Bigotry backfires on Christian consultant


The Christian Post reports that anti-gay author Dr. Frank Turek is finding it just a little bit harder to sell his team-building consultancy services after publishing a book promoting discrimination against many of the employees and customers of his prospective clients.

Just months after being fired from Cisco Systems in California over an anti-gay marriage book, Christian consultant Dr. Frank Turek was also given the boot from Bank of America.

“I get a lot of flak for just actually agreeing with what a majority of Americans agree on and that is that marriage is between one man and one woman,” Turek said this past week on American Family Radio.

He’s being just a bit dishonest, of course. If all he were doing was defending the freedom to believe that marriage is between one man and one woman, then that would be fine. It’s a bigoted and ignorant opinion, but freedom of speech means that people are allowed to hold bigoted and ignorant opinions, as long as they don’t try to force their bigotry on others in a way that violates their civil and human rights. That last bit, however, is exactly what Dr. Turek and his fellow believers are trying to do, which is why he’s taking some heat for it.

Nor can Dr. Turek plead ignorance. He knows that there’s something inherently wrong with what he’s really trying to do, which is why he’s so careful to avoid any direct mention of it. Anti-gay Christians aren’t proud of their efforts to ban marriage. They’re ashamed enough to consistently try and disguise their actions, and to hide them behind deceptive euphemisms like “defending marriage.” Nobody is arguing, however, that men and women should not be allowed to marry, so there really isn’t any attack to defend against.

It’s good to hear that the charade is finally wearing thin in the business sector. Society thrives by substituting tolerance for our natural propensity for conflict and mutual harm. Attitudes like Dr. Turek’s aren’t merely bigoted, they’re anti-social and detrimental. If Dr. Turek wants to benefit from the advantages of living in a tolerant and harmonious society, he needs to quit trying to promote division and discrimination.

(By the way, Dr. Turek is one of 2 authors of the book I Don’t Have Enough FAITH to Be an ATHEIST, which I dissected in some detail over at Evangelical Realism. Blogging, sadly, has a bad habit of listing posts in reverse chronological order, so it’s a bit awkward to go through all the posts. If anybody knows of a plugin or something that would make it easier to read a series, I’d be happy to hear about it.)

Comments

  1. Silent Service says

    Bigoted Christian Fundamentalists are not embarrassed by their personal worldview. They’re perplexed that we don’t share it, can’t imagine not being in the majority (because it makes sense to them so everybody should share their view, right), and are simply smart enough to try to keep it hidden from the rest of us in order to push their ideology.
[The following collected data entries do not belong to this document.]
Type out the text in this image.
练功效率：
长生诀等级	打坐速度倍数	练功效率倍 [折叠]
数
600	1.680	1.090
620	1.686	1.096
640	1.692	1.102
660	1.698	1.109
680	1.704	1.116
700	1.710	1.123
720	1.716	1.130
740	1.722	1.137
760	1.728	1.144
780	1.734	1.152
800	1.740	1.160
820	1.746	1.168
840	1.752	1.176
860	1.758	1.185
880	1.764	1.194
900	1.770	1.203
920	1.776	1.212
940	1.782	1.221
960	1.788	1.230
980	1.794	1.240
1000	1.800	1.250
They truly believe that the rest of us will wake up and see the light if they simply explain to us the truth of their view of Jesus.

    Evil people never believe that they’re evil.

  2. says

    Blogging, sadly, has a bad habit of listing posts in reverse chronological order, so it’s a bit awkward to go through all the posts. If anybody knows of a plugin or something that would make it easier to read a series, I’d be happy to hear about it.
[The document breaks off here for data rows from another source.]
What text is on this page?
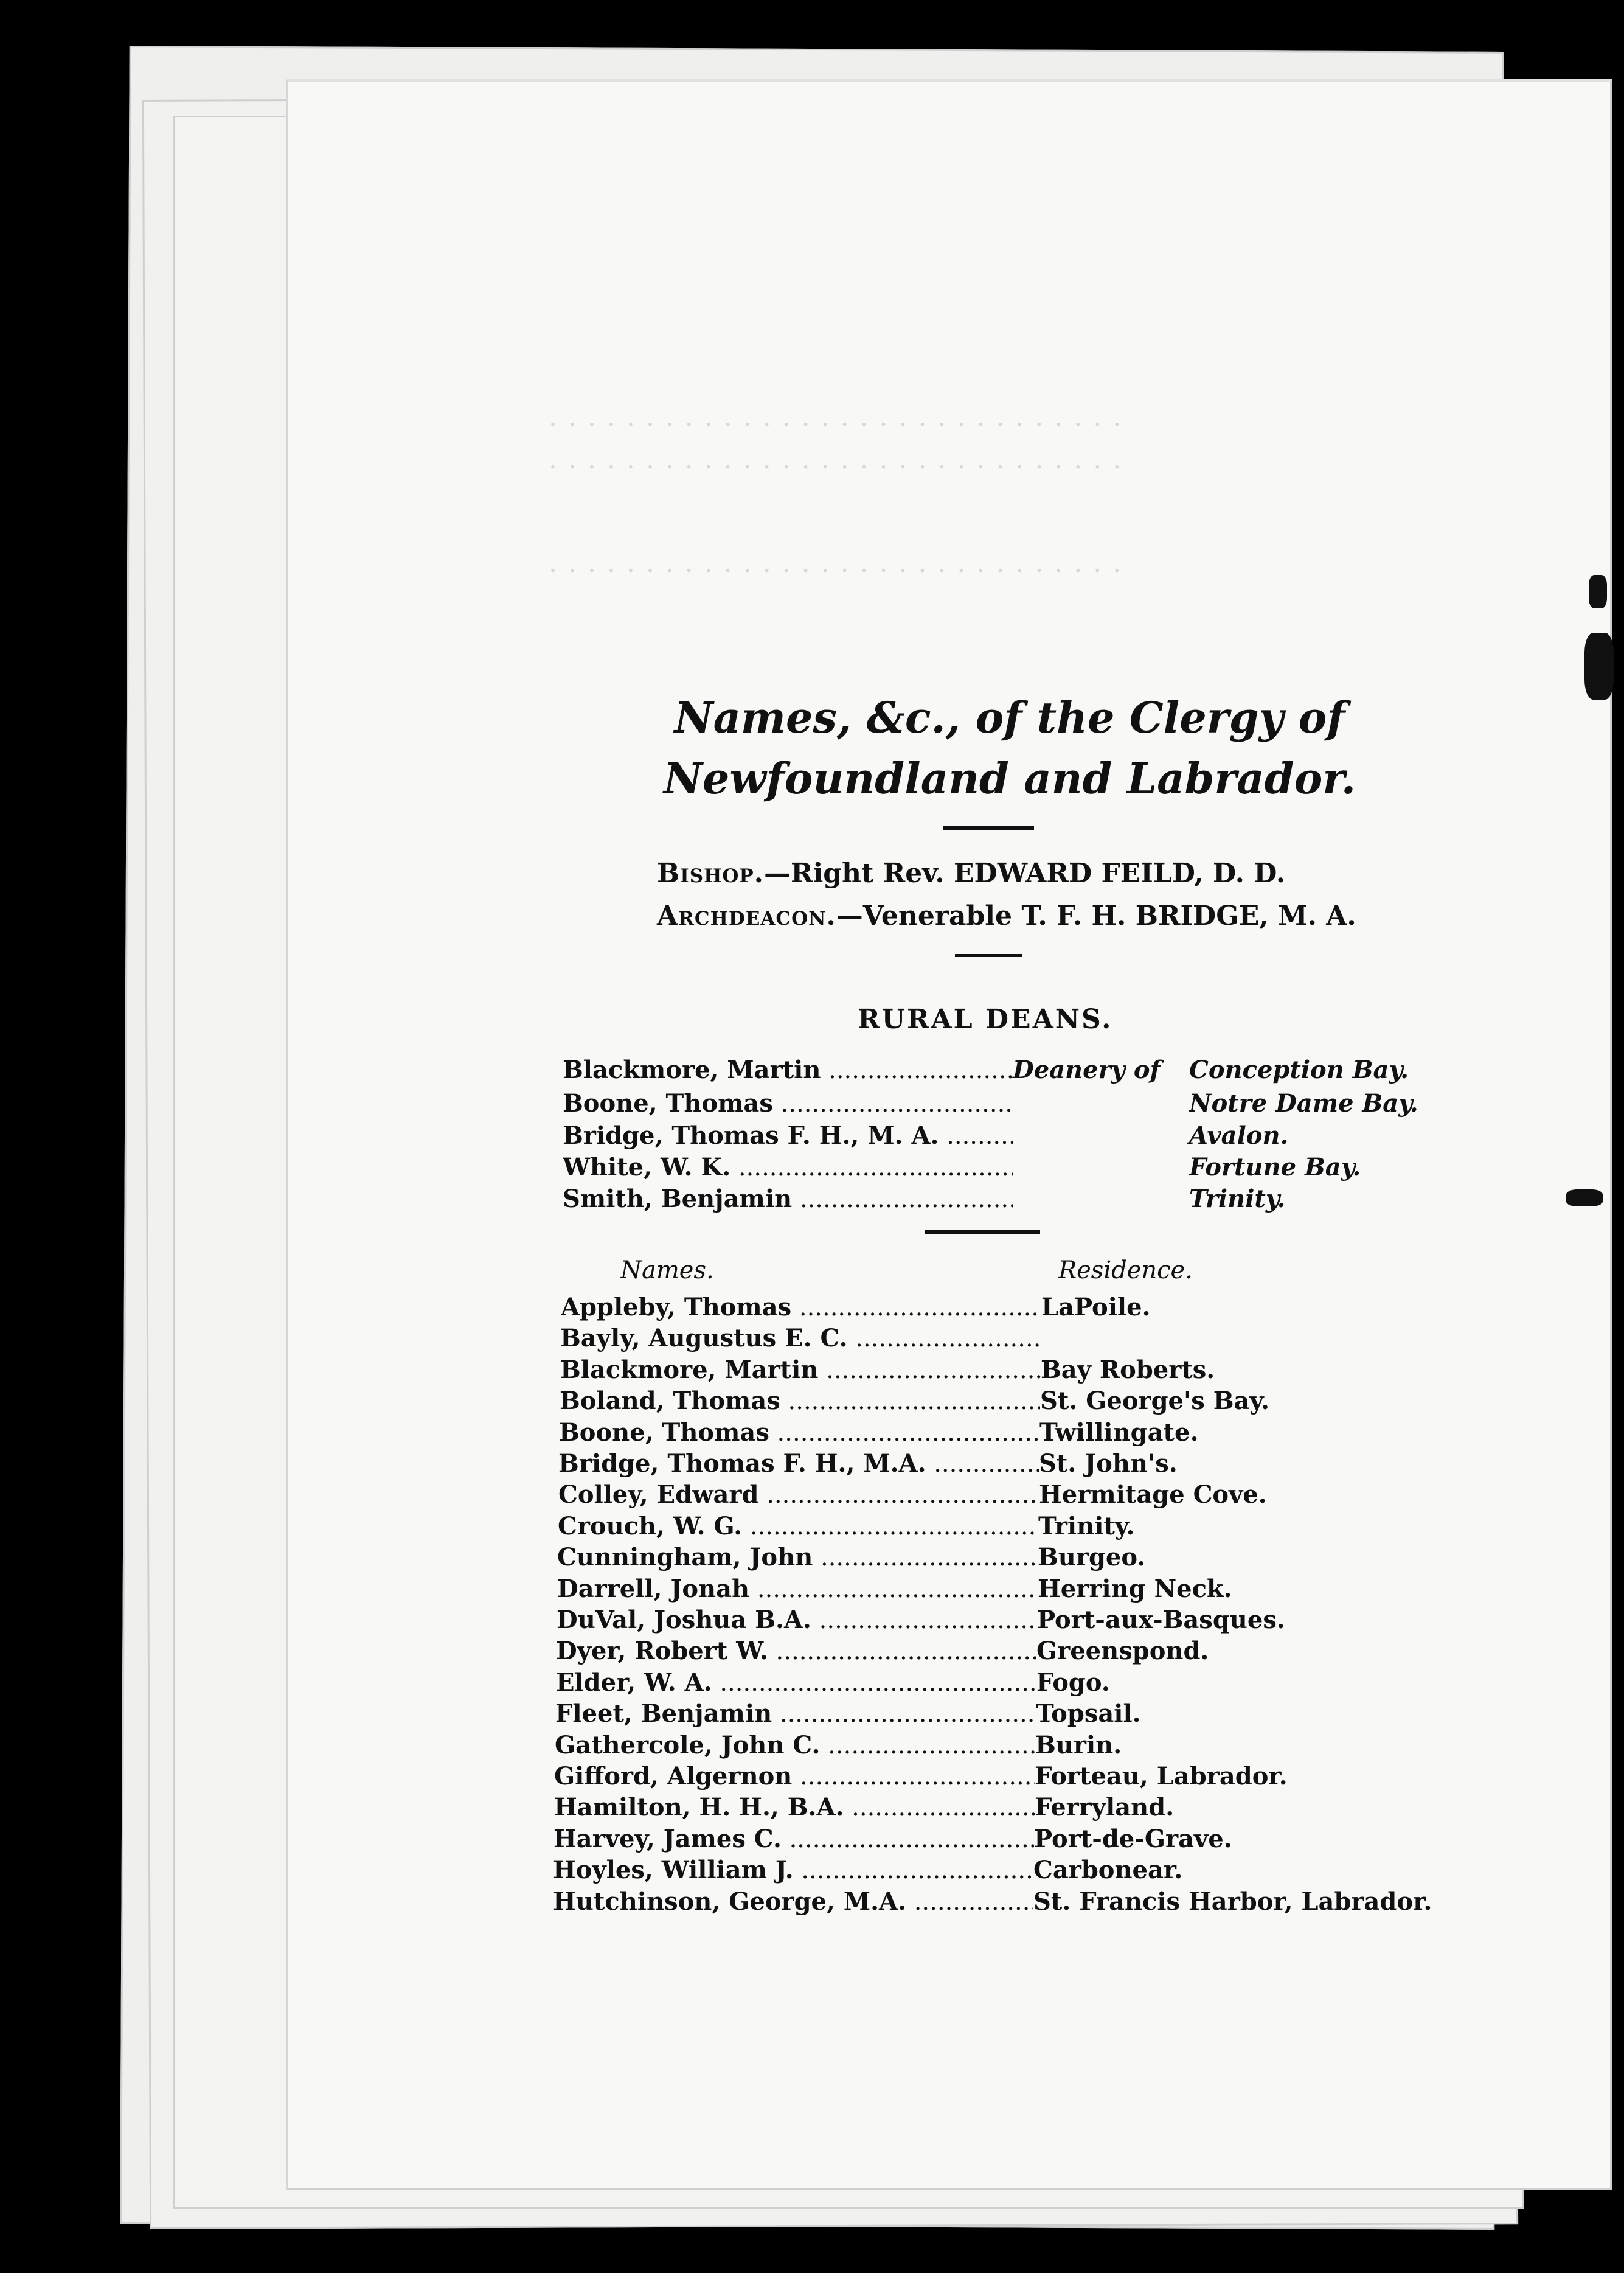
. . . . . . . . . . . . . . . . . . . . . . . . . . . . . .
. . . . . . . . . . . . . . . . . . . . . . . . . . . . . .
. . . . . . . . . . . . . . . . . . . . . . . . . . . . . .
Names, &c., of the Clergy of Newfoundland and Labrador.
Bishop.—Right Rev. EDWARD FEILD, D. D.
Archdeacon.—Venerable T. F. H. BRIDGE, M. A.
RURAL DEANS.
Blackmore, Martin .....	Deanery of	Conception Bay.
Boone, Thomas .....	Notre Dame Bay.
Bridge, Thomas F. H., M. A. .....	Avalon.
White, W. K. .....	Fortune Bay.
Smith, Benjamin .....	Trinity.
Names.	Residence.
Appleby, Thomas .....	LaPoile.
Bayly, Augustus E. C. .....
Blackmore, Martin .....	Bay Roberts.
Boland, Thomas .....	St. George's Bay.
Boone, Thomas .....	Twillingate.
Bridge, Thomas F. H., M.A. .....	St. John's.
Colley, Edward .....	Hermitage Cove.
Crouch, W. G. .....	Trinity.
Cunningham, John .....	Burgeo.
Darrell, Jonah .....	Herring Neck.
DuVal, Joshua B.A. .....	Port-aux-Basques.
Dyer, Robert W. .....	Greenspond.
Elder, W. A. .....	Fogo.
Fleet, Benjamin .....	Topsail.
Gathercole, John C. .....	Burin.
Gifford, Algernon .....	Forteau, Labrador.
Hamilton, H. H., B.A. .....	Ferryland.
Harvey, James C. .....	Port-de-Grave.
Hoyles, William J. .....	Carbonear.
Hutchinson, George, M.A. .....	St. Francis Harbor, Labrador.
    I don’t know of a plugin, but having found your blog via freethoughtblogs and wandered over to Evangelical Realism from here, I can definitely see the problem. The manual and possibly tedious solution, which would nonetheless be tremendously valuable to new readers like me, would be to create an index or cross-referencing section, i.e. either a master page listing series with links to the parts, or a system where each article in a series has a link to the next part and to the first part. Slightly less onerous but, alas, still tedious for you as the maintainer, would be to create a unique tag per series; then we readers could at least get an overview with ease. Either way, of course, easier to implement early than retroactively…

  3. says

    A slightly easier solution is to update the old series by adding two links at the end of each installment, one link going forward to the next in the series, one going back to the first, so that people who discover them somewhere in the middle can go back and start at the beginning.
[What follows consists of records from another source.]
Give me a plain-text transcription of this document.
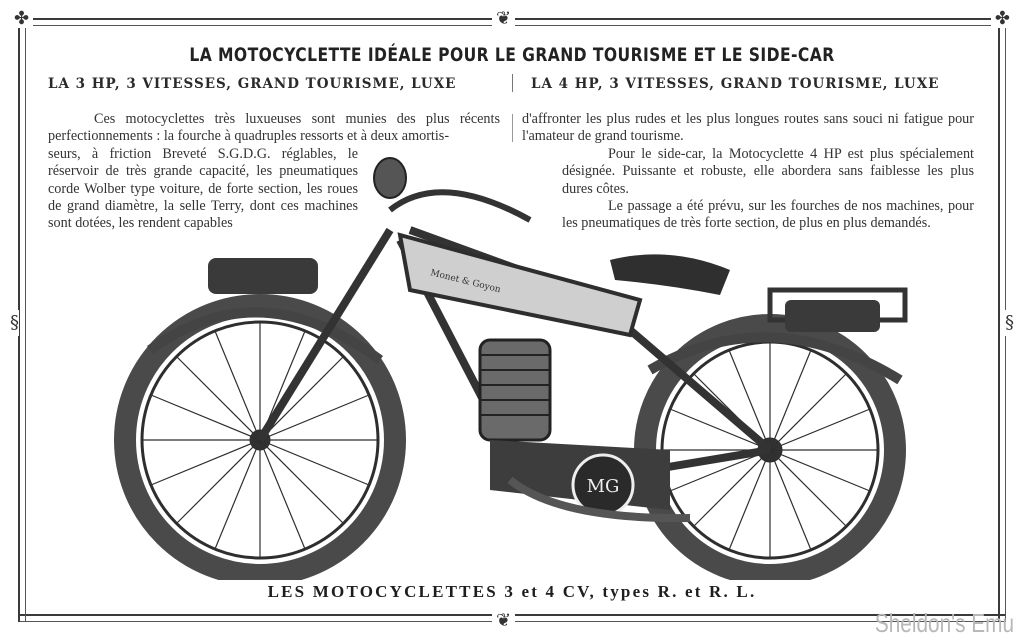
❦
❦
§	§
✤	✤
LA MOTOCYCLETTE IDÉALE POUR LE GRAND TOURISME ET LE SIDE-CAR
LA 3 HP, 3 VITESSES, GRAND TOURISME, LUXE	LA 4 HP, 3 VITESSES, GRAND TOURISME, LUXE
Ces motocyclettes très luxueuses sont munies des plus récents perfectionnements : la fourche à quadruples ressorts et à deux amortis-
seurs, à friction Breveté S.G.D.G. réglables, le réservoir de très grande capacité, les pneumatiques corde Wolber type voiture, de forte section, les roues de grand diamètre, la selle Terry, dont ces machines sont dotées, les rendent capables
d'affronter les plus rudes et les plus longues routes sans souci ni fatigue pour l'amateur de grand tourisme.
Pour le side-car, la Motocyclette 4 HP est plus spécialement désignée. Puissante et robuste, elle abordera sans faiblesse les plus dures côtes.
Le passage a été prévu, sur les fourches de nos machines, pour les pneumatiques de très forte section, de plus en plus demandés.
Monet & Goyon
MG
LES MOTOCYCLETTES 3 et 4 CV, types R. et R. L.
Sheldon's Emu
  4. Reginald Selkirk says

    for just actually agreeing with what a majority of Americans agree on

    This is questionable. Attitudes on this issue have really shifted, I wouldn’t be surprised if Turek is no longer in the majority on this one.

  5. dave cortesi says

    I clicked around in the Archives list and — whoa! — you were writing about that book for how many years? There’s “X-Files” entries for it in 2008, 2009, 2010… You cannot possibly expect people to work their way through all that, especially when you have to click “Read the rest of this entry” on every freakin’ entry.

    Once upon a time I wrote a program to take the XML junk that Blogger creates when you “export” a blog, fish out the posts, and save them in chronological order as plain html, so I could make a book out of a vacation blog. But that was Blogger’s unique blurt; I have no idea what platform evangelical realism is on. If it’s blogger under that facade, I could send you the python code.

    Over at Blurb.com they will as they put it, “slurp” a blog and make a book out of it. You might try that. But I don’t know as they let you pick & choose a range of posts to be “slurped” which you would need to get just the X-Files entries.